Light: Full sun to light shade
M. fistulosa needs good amounts of sunshine, which shows why it grows almost exclusively on roadsides, thickets, and woodland borders.
Growth rate: Standard and invasive
Being a perennial plant, the fistulosa does not die back, adding to its invasive effect as a creeping herb. The plant spreads easily, though grows at a fairly standard rate. Blooming occurs in July and August, though specimens in the University of Georgia Herbarium bloomed in early June.
Susceptible to mildew. Also, new tests have found a phytoplasma disease that causes "leaf reddening, chlorosis, plant stunting, and phyllody of inflorescences" (Hwang 173, 1997).
One unconfirmed website claims the herb is deer resistant (Toadshade Plant Farm).

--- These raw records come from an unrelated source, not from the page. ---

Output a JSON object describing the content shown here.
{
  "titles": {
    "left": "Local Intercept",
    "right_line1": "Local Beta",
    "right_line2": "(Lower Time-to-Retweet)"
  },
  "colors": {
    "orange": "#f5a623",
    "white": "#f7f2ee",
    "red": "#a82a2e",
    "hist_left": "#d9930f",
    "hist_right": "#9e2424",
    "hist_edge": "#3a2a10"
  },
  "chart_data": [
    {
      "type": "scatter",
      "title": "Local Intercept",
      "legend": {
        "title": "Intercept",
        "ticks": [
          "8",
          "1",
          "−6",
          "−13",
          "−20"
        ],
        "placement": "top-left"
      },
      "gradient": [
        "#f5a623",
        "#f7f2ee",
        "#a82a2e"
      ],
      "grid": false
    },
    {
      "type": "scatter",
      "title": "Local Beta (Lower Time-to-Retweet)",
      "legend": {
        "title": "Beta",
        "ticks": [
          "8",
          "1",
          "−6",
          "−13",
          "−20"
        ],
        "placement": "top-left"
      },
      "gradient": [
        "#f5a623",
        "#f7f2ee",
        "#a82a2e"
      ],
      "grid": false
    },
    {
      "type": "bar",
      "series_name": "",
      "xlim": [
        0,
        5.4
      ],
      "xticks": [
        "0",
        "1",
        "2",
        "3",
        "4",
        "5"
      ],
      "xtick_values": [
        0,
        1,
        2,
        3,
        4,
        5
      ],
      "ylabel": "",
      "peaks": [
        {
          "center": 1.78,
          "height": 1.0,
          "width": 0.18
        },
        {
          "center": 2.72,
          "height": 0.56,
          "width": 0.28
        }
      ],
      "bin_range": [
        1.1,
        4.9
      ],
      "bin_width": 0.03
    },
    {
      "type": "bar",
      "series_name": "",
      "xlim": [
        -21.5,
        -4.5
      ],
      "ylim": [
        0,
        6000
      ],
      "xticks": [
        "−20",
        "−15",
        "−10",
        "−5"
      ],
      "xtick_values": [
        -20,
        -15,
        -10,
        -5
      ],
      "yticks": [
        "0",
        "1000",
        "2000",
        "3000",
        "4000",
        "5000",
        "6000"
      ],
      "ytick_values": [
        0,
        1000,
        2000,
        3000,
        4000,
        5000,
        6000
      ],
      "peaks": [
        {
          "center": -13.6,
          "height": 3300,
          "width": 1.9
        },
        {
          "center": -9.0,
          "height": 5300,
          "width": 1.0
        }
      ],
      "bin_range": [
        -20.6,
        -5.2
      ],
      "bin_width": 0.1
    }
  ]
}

Ecosystem Dynamics: (Iowa State University prairie plants study)
"This perennial plant often grows in large colonies in hydric, mesic, and xeric prairie, as well as disturbed habitats, thickets, and along forest edges. . .."
"It is pollinated by insects, primarily bumblebees, honeybees, and wasps. The clear-wing Sphinx Moth also utilizes this plant. . .. Pollination in wild bergamot is interesting due to two major observations. First, inflorescences are composed of several clusters, each with ten or more flowers open at a time, with some flowers in the stagnate and others in the postulate phase. However, young stigmas have a delayed receptivity to accepting self-pollen. Second, bumblebees and honeybees visit staminate and pistillate phase flowers indiscriminately for nectar. Successful cross-pollination and outbidding of wild bergamot is due, at least in part, to the continuous opening of the flowers durin the day and the stigma's receptivity to cross-pollen prior to self pollen."
How to Encounter:
References: Grehan (1964), Krochmal (1973), McLeod(1995), Bartgis (1993)
M. fistulosa grows on roadsides and woodland borders. It is also found in thickets, prairies, and abandoned fields and meadows (or really anywhere there is full sunlight for the larger portion of the day and semi-dry soil). Grazing of course, must be moderate. This species can stand drier conditions than the M. didyma species, attributing to the fact that M. didyma is more often grown in gardens. Bartgis reports that fistulosa (var. brevis) is one of the dominating underbrush species in cedar glade communities of the Ridge and Valley territory of northeaster West Virginia (see Distribution). Due to its color and odor, during blooming months, it can be seen being visited by butterflies, bees, wasps, and hummingbirds.